Scientists create plasma mirror boosting light toward Schwinger limit
A Gemini plasma mirror pushed more than 9 mJ into harmonics, edging the Schwinger chase closer. The harder question is whether that can ever become a repeatable source.

Oxford, Queen’s University Belfast and the Science and Technology Facilities Council’s Central Laser Facility have pushed plasma-mirror physics into a new regime, using the Gemini laser to turn an ultra-intense shot into an unusually bright ultraviolet and purple harmonic beam. In Nature’s April 22, 2026 paper, “Efficiency-optimized relativistic plasma harmonics for extreme fields,” the team reported more than 9 mJ between the 12th and 47th harmonics, a result Oxford says could eventually create the most intense source of coherent light ever.
The key advance was not just making harmonics, but matching the efficiency curve theory predicted. By fine-tuning the driving laser’s temporal profile on sub-picosecond timescales, Robin Timmis, Peter Norreys and colleagues showed that the plasma mirror could couple relativistically intense pulse energy into the emitted harmonic cone far more effectively than before. Nature says that combination of spatial compression, attosecond phase locking and efficient coupling opens a path toward a coherent harmonic focus that could boost intensity by many orders of magnitude, toward the Schwinger limit above 10^16 V/cm, or above 10^29 W/cm^2.
For the nuclear reactions crowd, the commercialization question is the right one: what does this actually unlock beyond a headline intensity record? At this stage, the clearest near-term value is as a laboratory extreme-ultraviolet and attosecond source concept, not as reactor hardware. The hard engineering gap is still repetition rate, target durability, beam transport and stable operation outside a one-shot experiment. That is why the 2023 Nature Communications liquid-sheet plasma mirror work matters too, because it pointed toward bright, stable, high-repetition-rate attosecond sources, while the 2021 Nature Physics plasma-mirror paper had already argued that intensities above 10^25 W/cm^2, and up to the Schwinger regime, would be the real physics frontier.

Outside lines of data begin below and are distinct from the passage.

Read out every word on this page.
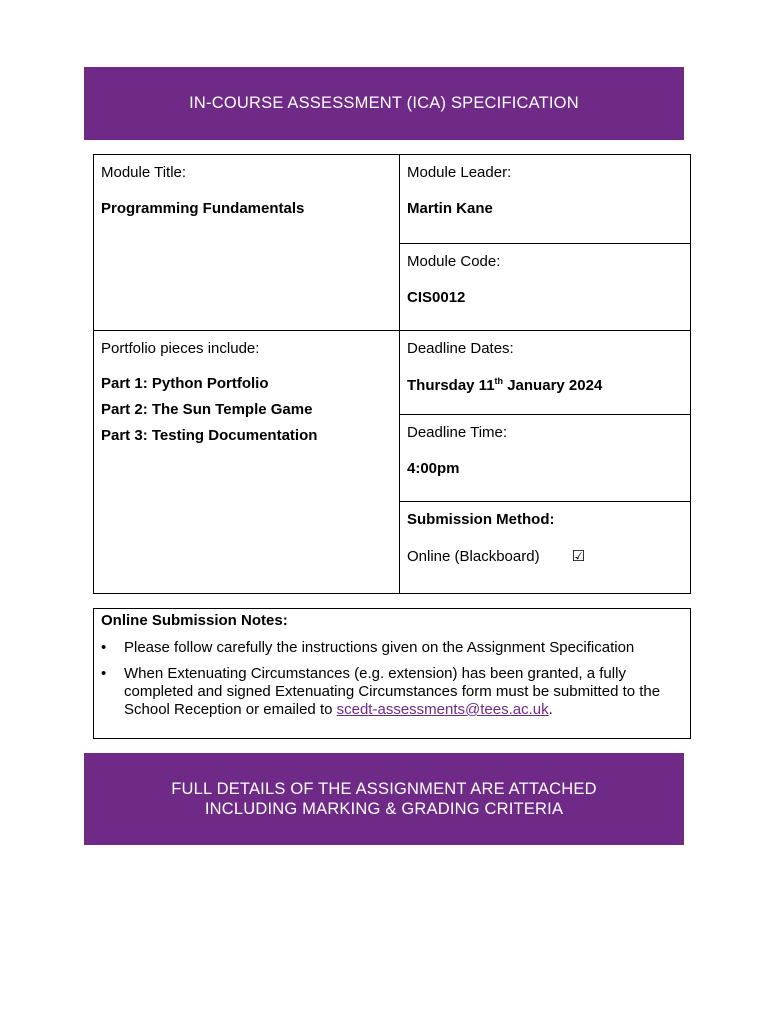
IN-COURSE ASSESSMENT (ICA) SPECIFICATION
Module Title:
Programming Fundamentals
Module Leader:
Martin Kane
Module Code:
CIS0012
Portfolio pieces include:
Part 1: Python Portfolio
Part 2: The Sun Temple Game
Part 3: Testing Documentation
Deadline Dates:
Thursday 11th January 2024
Deadline Time:
4:00pm
Submission Method:
Online (Blackboard) ☑
Online Submission Notes:
• Please follow carefully the instructions given on the Assignment Specification
• When Extenuating Circumstances (e.g. extension) has been granted, a fully completed and signed Extenuating Circumstances form must be submitted to the School Reception or emailed to scedt-assessments@tees.ac.uk.
FULL DETAILS OF THE ASSIGNMENT ARE ATTACHED
INCLUDING MARKING & GRADING CRITERIA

This is still a laboratory milestone, but it is a more commercially relevant kind of milestone than a pure field-strength claim. Peter Norreys and Robin Timmis have now shown that the Gemini platform can be tuned into a coherent harmonic focus, with Brendan Dromey and Mark Yeung at Queen’s Belfast and the CLF team helping turn the concept into an experiment. If this line of work scales, it could matter first for radiation sources and nuclear instrumentation, and only much later for anything that looks like fusion-adjacent deployment. For now, the advance says the mirror is real; the reactor pathway is still the open question.